1)      Rest and activity modification- Complete rest and avoidance of activities that aggravate symptom are recommended.

2)      Physical therapy

3)      Massage therapy

4)      Ice & heat applications

5)      Non-steroidal anti-inflammatory drugs (NSAIDs) e.g, Zerodol.

6)      Oral steroids (e.g. prednisone or methylprednisolone)

7)      Epidural (cortisone) injection

8)      Intravenous sedation, analgesia-assisted traction therapy (IVSAAT)

9)      Weight control

 

 

 

 

SURGERY:

 

           Surgery should only be considered as a last resort after all conservative treatments (non-surgical therapy) have been tried, that did not alleviate the pain and heal the disc herniation.

 

           Surgery is indicated if a patient has a significant neurological deficit. The presence of cauda equina syndrome (in which there is incontinence, weakness and genital numbness) is considered a medical emergency requiring immediate attention and possibly surgical decompression.

 

          Surgical options include:

Surgical goals include relief or nerve compression, allowing the nerve to recover, as well as the relief of associated back pain and restoration of normal function.

 

·         Chemonucleolysis – dissolves the protruding disc

·         IDET (a minimally invasive surgery for disc pain)

·         Discectomy/Microdiscectomy – to relieve nerve compression

·         Laminectomy – to relieve spinal stenosis or nerve compression

·         Hemilaminectomy – to relieve spinal stenosis or nerve compression

·         Lumbar fusion (lumbar fusion is only indicated for recurrent lumbar disc herniations, not primary herniations)

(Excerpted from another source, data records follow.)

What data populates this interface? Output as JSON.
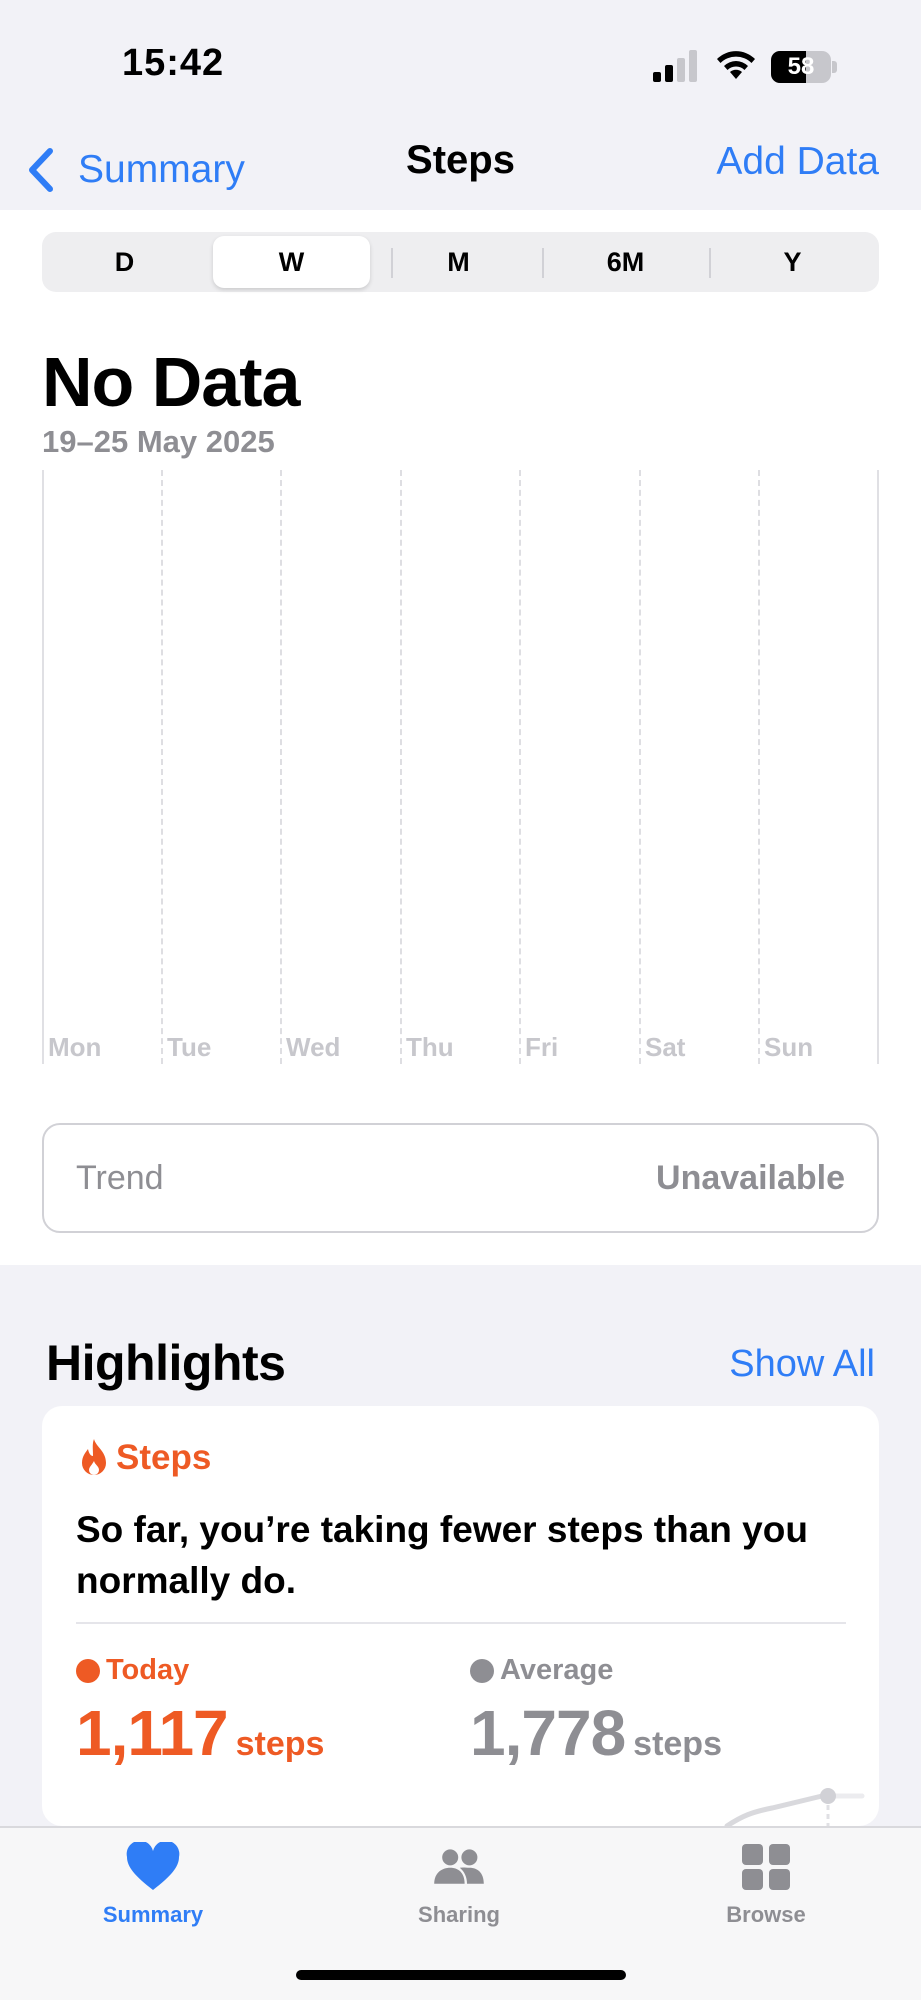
{
  "status_bar": {
    "time": "15:42",
    "battery": "58",
    "battery_level": 0.58,
    "icons": [
      "signal-icon",
      "wifi-icon",
      "battery-icon"
    ]
  },
  "nav": {
    "back_label": "Summary",
    "title": "Steps",
    "add_data_label": "Add Data"
  },
  "range_tabs": {
    "items": [
      "D",
      "W",
      "M",
      "6M",
      "Y"
    ],
    "selected": "W"
  },
  "summary": {
    "headline": "No Data",
    "date_range": "19–25 May 2025"
  },
  "chart": {
    "days": [
      "Mon",
      "Tue",
      "Wed",
      "Thu",
      "Fri",
      "Sat",
      "Sun"
    ]
  },
  "trend": {
    "label": "Trend",
    "value": "Unavailable"
  },
  "highlights": {
    "title": "Highlights",
    "show_all_label": "Show All",
    "card": {
      "category": "Steps",
      "text": "So far, you’re taking fewer steps than you normally do.",
      "today": {
        "label": "Today",
        "value": "1,117",
        "unit": "steps"
      },
      "average": {
        "label": "Average",
        "value": "1,778",
        "unit": "steps"
      }
    }
  },
  "tab_bar": {
    "items": [
      {
        "label": "Summary",
        "icon": "heart-icon"
      },
      {
        "label": "Sharing",
        "icon": "people-icon"
      },
      {
        "label": "Browse",
        "icon": "grid-icon"
      }
    ],
    "selected": "Summary"
  },
  "colors": {
    "accent": "#2f7df6",
    "highlight": "#ee5a24",
    "secondary": "#8e8e93",
    "background": "#f2f2f7"
  }
}
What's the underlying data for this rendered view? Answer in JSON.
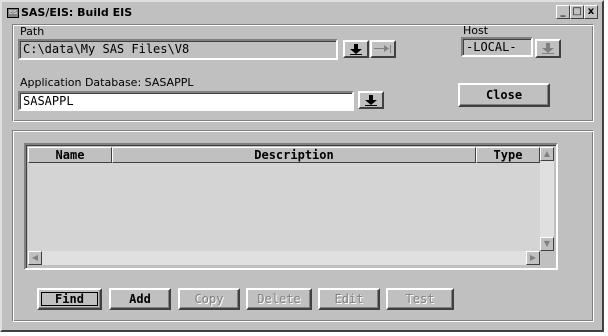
{
  "window": {
    "title": "SAS/EIS: Build EIS",
    "sys_icon_text": "EIS",
    "caption_buttons": [
      "_",
      "□",
      "x"
    ]
  },
  "path": {
    "label": "Path",
    "value": "C:\\data\\My SAS Files\\V8"
  },
  "host": {
    "label": "Host",
    "value": "-LOCAL-"
  },
  "app_db": {
    "label": "Application Database: SASAPPL",
    "value": "SASAPPL"
  },
  "close_button": "Close",
  "table": {
    "columns": [
      "Name",
      "Description",
      "Type"
    ],
    "rows": []
  },
  "actions": [
    {
      "label": "Find",
      "enabled": true
    },
    {
      "label": "Add",
      "enabled": true
    },
    {
      "label": "Copy",
      "enabled": false
    },
    {
      "label": "Delete",
      "enabled": false
    },
    {
      "label": "Edit",
      "enabled": false
    },
    {
      "label": "Test",
      "enabled": false
    }
  ],
  "icons": {
    "path_down": "arrow-down-icon",
    "path_go": "arrow-right-icon",
    "host_down": "arrow-down-icon",
    "app_down": "arrow-down-icon"
  },
  "colors": {
    "face": "#c0c0c0",
    "shadow": "#808080",
    "highlight": "#ffffff"
  }
}
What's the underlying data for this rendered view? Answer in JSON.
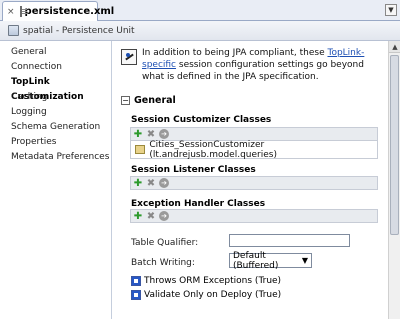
{
  "editor_tab": {
    "title": "persistence.xml",
    "close": "×",
    "overflow": "▼"
  },
  "header": {
    "title": "spatial - Persistence Unit"
  },
  "sidebar": {
    "items": [
      {
        "label": "General",
        "active": false
      },
      {
        "label": "Connection",
        "active": false
      },
      {
        "label": "TopLink Customization",
        "active": true
      },
      {
        "label": "Caching",
        "active": false
      },
      {
        "label": "Logging",
        "active": false
      },
      {
        "label": "Schema Generation",
        "active": false
      },
      {
        "label": "Properties",
        "active": false
      },
      {
        "label": "Metadata Preferences",
        "active": false
      }
    ]
  },
  "intro": {
    "text_before": "In addition to being JPA compliant, these ",
    "link": "TopLink-specific",
    "text_after": " session configuration settings go beyond what is defined in the JPA specification."
  },
  "general": {
    "toggle": "−",
    "title": "General",
    "session_customizer": {
      "label": "Session Customizer Classes",
      "item": "Cities_SessionCustomizer (lt.andrejusb.model.queries)"
    },
    "session_listener": {
      "label": "Session Listener Classes"
    },
    "exception_handler": {
      "label": "Exception Handler Classes"
    },
    "toolbar_icons": {
      "add": "✚",
      "remove": "✖",
      "edit": "➔"
    },
    "table_qualifier": {
      "label": "Table Qualifier:",
      "value": ""
    },
    "batch_writing": {
      "label": "Batch Writing:",
      "value": "Default (Buffered)",
      "caret": "▼"
    },
    "throws_orm": {
      "label": "Throws ORM Exceptions (True)",
      "checked": true
    },
    "validate_only": {
      "label": "Validate Only on Deploy (True)",
      "checked": true
    }
  },
  "scrollbar": {
    "up_arrow": "▲"
  }
}
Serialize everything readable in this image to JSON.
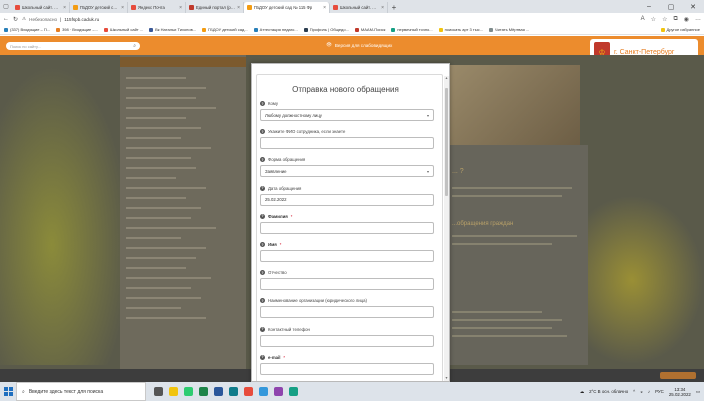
{
  "browser": {
    "tabs": [
      {
        "label": "Школьный сайт. Профиль",
        "color": "#e74c3c",
        "active": false
      },
      {
        "label": "ГБДОУ детский сад № 115 Фр",
        "color": "#f39c12",
        "active": false
      },
      {
        "label": "Яндекс Почта",
        "color": "#e74c3c",
        "active": false
      },
      {
        "label": "Единый портал (руководител",
        "color": "#c0392b",
        "active": false
      },
      {
        "label": "ГБДОУ детский сад № 115 Фр",
        "color": "#f39c12",
        "active": true
      },
      {
        "label": "Школьный сайт. Профиль",
        "color": "#e74c3c",
        "active": false
      }
    ],
    "new_tab": "+",
    "address": {
      "security": "Небезопасно",
      "url": "115fspb.caduk.ru"
    },
    "bookmarks": [
      {
        "label": "(337) Входящие – П...",
        "color": "#2980b9"
      },
      {
        "label": "398 · Входящие –...",
        "color": "#e67e22"
      },
      {
        "label": "Школьный сайт ...",
        "color": "#e74c3c"
      },
      {
        "label": "Вк Натальи Тихонов...",
        "color": "#3b5998"
      },
      {
        "label": "ГБДОУ детский сад...",
        "color": "#f39c12"
      },
      {
        "label": "Аттестация педаго...",
        "color": "#2980b9"
      },
      {
        "label": "Профиль | Общедо...",
        "color": "#2c3e50"
      },
      {
        "label": "МААМ-Поиск",
        "color": "#c0392b"
      },
      {
        "label": "первичный точно...",
        "color": "#16a085"
      },
      {
        "label": "поискать арт 3 тыс...",
        "color": "#f1c40f"
      },
      {
        "label": "Читать Мёртвая ...",
        "color": "#7f8c8d"
      }
    ],
    "bookmarks_other": "Другое избранное"
  },
  "site": {
    "search_placeholder": "Поиск по сайту...",
    "vision_link": "Версия для слабовидящих",
    "city": "г. Санкт-Петербург",
    "bg_heading_1": "... ?",
    "bg_heading_2": "...обращения граждан"
  },
  "modal": {
    "title": "Отправка нового обращения",
    "fields": [
      {
        "label": "Кому",
        "value": "Любому должностному лицу",
        "type": "select",
        "required": false
      },
      {
        "label": "Укажите ФИО сотрудника, если знаете",
        "value": "",
        "type": "text",
        "required": false
      },
      {
        "label": "Форма обращения",
        "value": "Заявление",
        "type": "select",
        "required": false
      },
      {
        "label": "Дата обращения",
        "value": "25.02.2022",
        "type": "text",
        "required": false
      },
      {
        "label": "Фамилия",
        "value": "",
        "type": "text",
        "required": true
      },
      {
        "label": "Имя",
        "value": "",
        "type": "text",
        "required": true
      },
      {
        "label": "Отчество",
        "value": "",
        "type": "text",
        "required": false
      },
      {
        "label": "Наименование организации (юридического лица)",
        "value": "",
        "type": "text",
        "required": false
      },
      {
        "label": "Контактный телефон",
        "value": "",
        "type": "text",
        "required": false
      },
      {
        "label": "e-mail",
        "value": "",
        "type": "text",
        "required": true
      }
    ]
  },
  "taskbar": {
    "search_placeholder": "Введите здесь текст для поиска",
    "weather": "2°C  В осн. облачно",
    "lang": "РУС",
    "time": "13:34",
    "date": "25.02.2022"
  }
}
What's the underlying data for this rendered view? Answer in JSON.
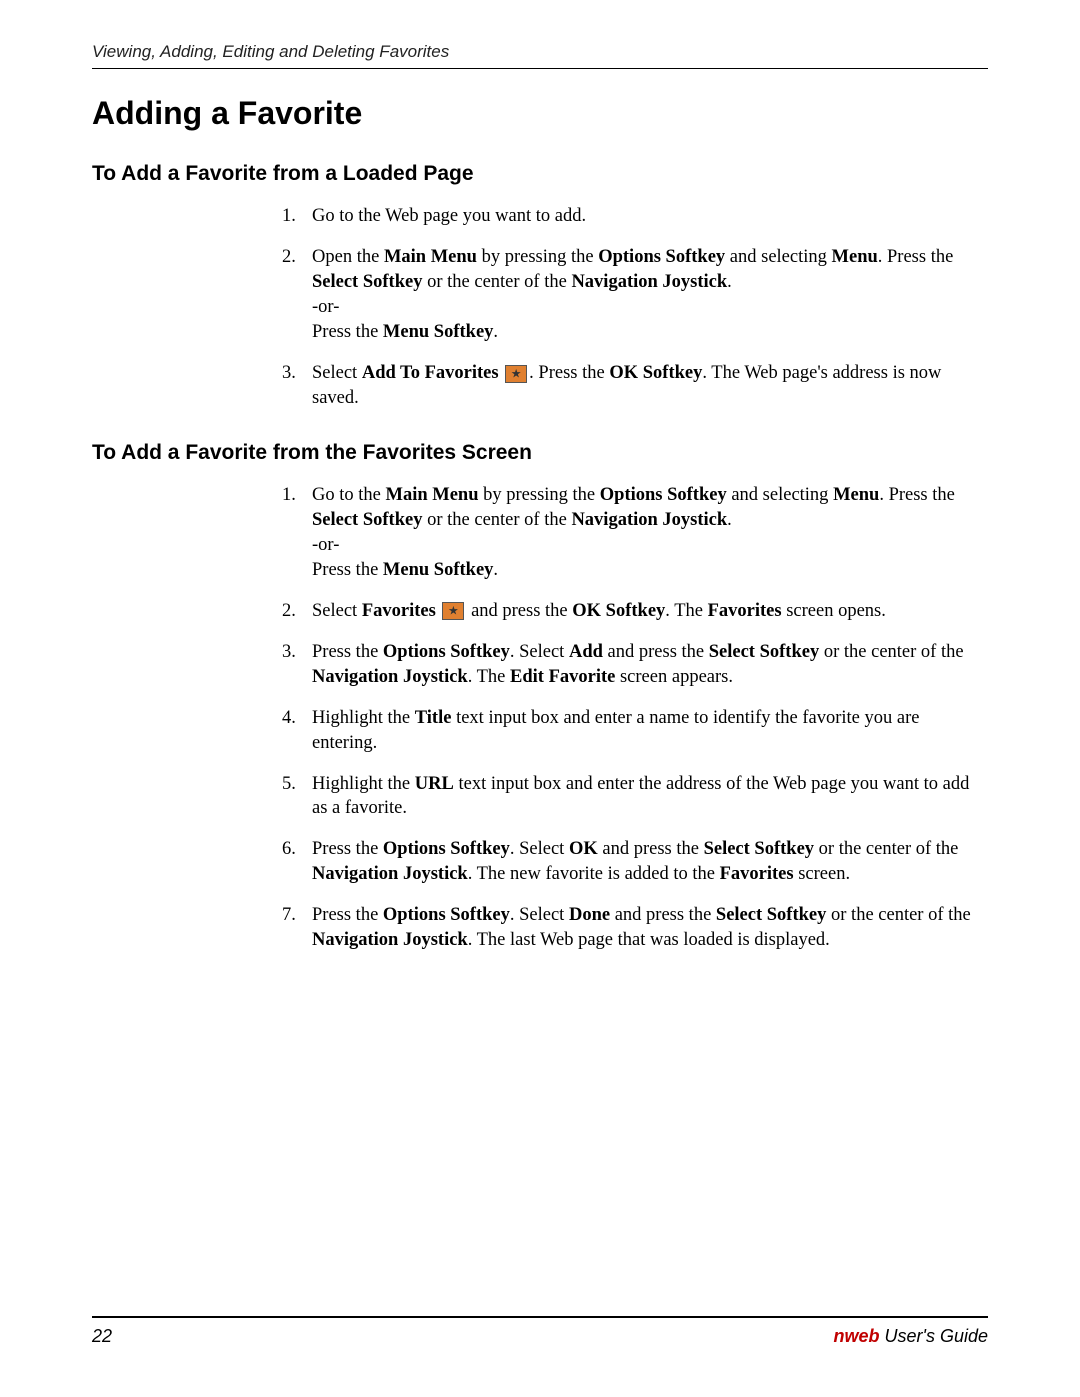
{
  "header": {
    "sectionTitle": "Viewing, Adding, Editing and Deleting Favorites"
  },
  "title": "Adding a Favorite",
  "sections": [
    {
      "heading": "To Add a Favorite from a Loaded Page",
      "steps": [
        {
          "html": "Go to the Web page you want to add."
        },
        {
          "html": "Open the <span class=\"b\">Main Menu</span> by pressing the <span class=\"b\">Options Softkey</span> and selecting <span class=\"b\">Menu</span>. Press the <span class=\"b\">Select Softkey</span> or the center of the <span class=\"b\">Navigation Joystick</span>.<br>-or-<br>Press the <span class=\"b\">Menu Softkey</span>."
        },
        {
          "html": "Select <span class=\"b\">Add To Favorites</span> <span class=\"icon-inline\" data-name=\"favorites-star-icon\" data-interactable=\"false\"></span>. Press the <span class=\"b\">OK Softkey</span>. The Web page's address is now saved."
        }
      ]
    },
    {
      "heading": "To Add a Favorite from the Favorites Screen",
      "steps": [
        {
          "html": "Go to the <span class=\"b\">Main Menu</span> by pressing the <span class=\"b\">Options Softkey</span> and selecting <span class=\"b\">Menu</span>. Press the <span class=\"b\">Select Softkey</span> or the center of the <span class=\"b\">Navigation Joystick</span>.<br>-or-<br>Press the <span class=\"b\">Menu Softkey</span>."
        },
        {
          "html": "Select <span class=\"b\">Favorites</span> <span class=\"icon-inline\" data-name=\"favorites-star-icon\" data-interactable=\"false\"></span> and press the <span class=\"b\">OK Softkey</span>. The <span class=\"b\">Favorites</span> screen opens."
        },
        {
          "html": "Press the <span class=\"b\">Options Softkey</span>. Select <span class=\"b\">Add</span> and press the <span class=\"b\">Select Softkey</span> or the center of the <span class=\"b\">Navigation Joystick</span>. The <span class=\"b\">Edit Favorite</span> screen appears."
        },
        {
          "html": "Highlight the <span class=\"b\">Title</span> text input box and enter a name to identify the favorite you are entering."
        },
        {
          "html": "Highlight the <span class=\"b\">URL</span> text input box and enter the address of the Web page you want to add as a favorite."
        },
        {
          "html": "Press the <span class=\"b\">Options Softkey</span>. Select <span class=\"b\">OK</span> and press the <span class=\"b\">Select Softkey</span> or the center of the <span class=\"b\">Navigation Joystick</span>. The new favorite is added to the <span class=\"b\">Favorites</span> screen."
        },
        {
          "html": "Press the <span class=\"b\">Options Softkey</span>. Select <span class=\"b\">Done</span> and press the <span class=\"b\">Select Softkey</span> or the center of the <span class=\"b\">Navigation Joystick</span>. The last Web page that was loaded is displayed."
        }
      ]
    }
  ],
  "footer": {
    "pageNumber": "22",
    "brand": "nweb",
    "guideLabel": " User's Guide"
  }
}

·         Anterior cervical discectomy and fusion (for cervical disc herniation)

·         Disc arthroplasty (experimental for cases of cervical disc herniation)

·         Dynamic stabilization

·         Artificial disc replacement, a relatively new form of surgery in the U.S. but has been in use  in Europe for decades, primarily used to treat low back pain from a degenerated disc.

·         Nucleoplasty

 

NURSING MANAGEMENT OF PATIENT WITH A CERVICAL DISCECTOMY:

 

Nursing diagnosis:

1.      Pain related to the surgical procedure.

2.      Impaired physical mobility related postoperative surgical regimen.

3.      Knowledge deficit about the postoperative course and home care management.

 

Nursing Interventions:

 

1)      Relieving Pain:

·         The patient may be kept flat in bed for 12 to 24

·         Monitoring the donor site for hematoma formation

·         Administering the prescribed postoperative analgesic,positioning for comfort

·         Reassuring the patient that the pain can be relieved

·         A pure diet may be given if the patient has dysphagia

·          

 

2)      Improving Mobility:

·         Assess the mobility of patient

·         A cervical collar is usually worn, which contributes to limited neck motion and altered mobility

·         Patients are instructed to turn the body instead of the neck when looking from side to side

·         Patient are assisted during position changes, making sure that head, shoulder and thorax are kept aligned.

 

3)      Teaching patients self care:

·         A cervical collar is usually worn for about 6 weeks

·         The patients are instructed in care and use of the cervical collar

·         Patients are instructed to alternate tasks in which the body does not move

·         The patient is instructed about strategies for pain management.